Most users of whole house water filters replace and throw them away every few weeks or months, depending on household water consumption and how rusty and contaminated their incoming water is. While filters aren’t expensive, there’s an effective alternative to tossing them out: cleaning and reusing the cartridges.
Clean Filters With Muriatic Acid
Many municipalities that supply public water clean their large rust and sediment filters with hydrochloric acid (HCl), better known as muriatic acid. It’s difficult and prohibitively expensive for municipal water providers and industrial plants to replace their filter media when they became rust laden—especially in regions with high iron (rust) content where fouling is a persistent problem. Muriatic is a powerful acid that dissolves rust and hard water calcium deposits effectively without harming most cloth and paper filters. Many swimming pool owners are familiar with muriatic, which is used to adjust pool water pH.
Here’s What You’ll Need to Clean Filters:
- Two plastic pails or buckets
- Muriatic acid (a gallon—enough to last an average household a year—costs about $4.00)
- Protective clothing, gloves and eye wear
- Baking soda
Filter Cleaning Procedure
Pour about half a gallon of water into a plastic pail or similar container wide enough to hold the cartridge when laid down horizontally. Obtain muriatic acid from a hardware, home improvement or pool supply store. Add one or two cups (8 – 16 oz.) of acid to the water (never pour water into acid), preferably outside or in a well-ventilated area. Muriatic is hazardous, so take the same precautions as swimming pool owners routinely do: wear eye protection and clothing that covers exposed skin areas, and gauntlet-style acid-resistant gloves. Don’t breathe the vapors.

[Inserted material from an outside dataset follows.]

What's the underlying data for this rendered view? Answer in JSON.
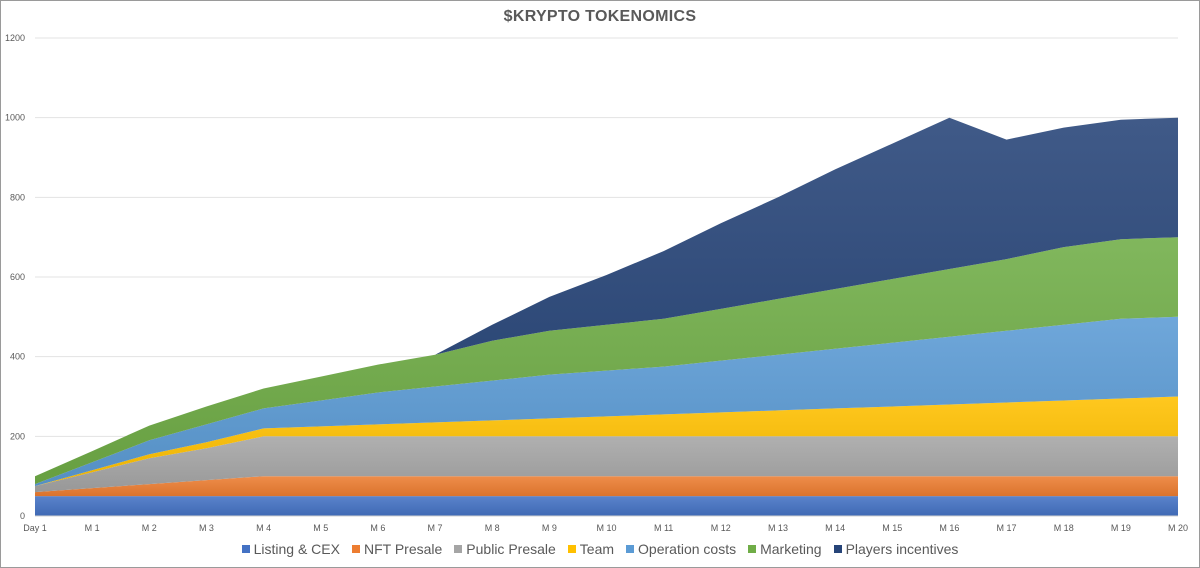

Remove a dirty filter cartridge from its housing and wash off as much of the rust and debris as possible, preferably with a high-pressure nozzle. Then immerse the cartridge in the bucket of acid and leave it to soak in a safe place, away from children or pets. Within a week or less the acid solution will completely dissolve the rust, and the filter will be as clean as new. Carefully remove the filter from the acid bucket, drain and immerse in clean water in a separate bucket. Do a final rinse in running water. Empty the rinse bucket water into the acid bucket and save it for cleaning future dirty filters.
Neutralizing and Disposing of Spent Muriatic Acid
It’s environmentally irresponsible and probably illegal to dump acid down the drain, into a municipal or septic waste treatment system, or in the trash. The good news is that most of the acidity (and thus effectiveness) of the muriatic cleaning solution will be spent, i.e., neutralized by the chemical reaction of dissolving rust from filter cartridges.
Nevertheless, neutralize the spent muriatic before disposing of it. Mix a cup or so of baking soda with a gallon of water in the spare bucket. Carefully pour in the used muriatic and stir. It’s safe to pour the neutralized liquid (harmless sodium carbonate) down the drain when fizzing ceases. Alternatively, take it to a hazardous waste recycling facility.
Filters cleaned this way should last five to ten years—perhaps longer.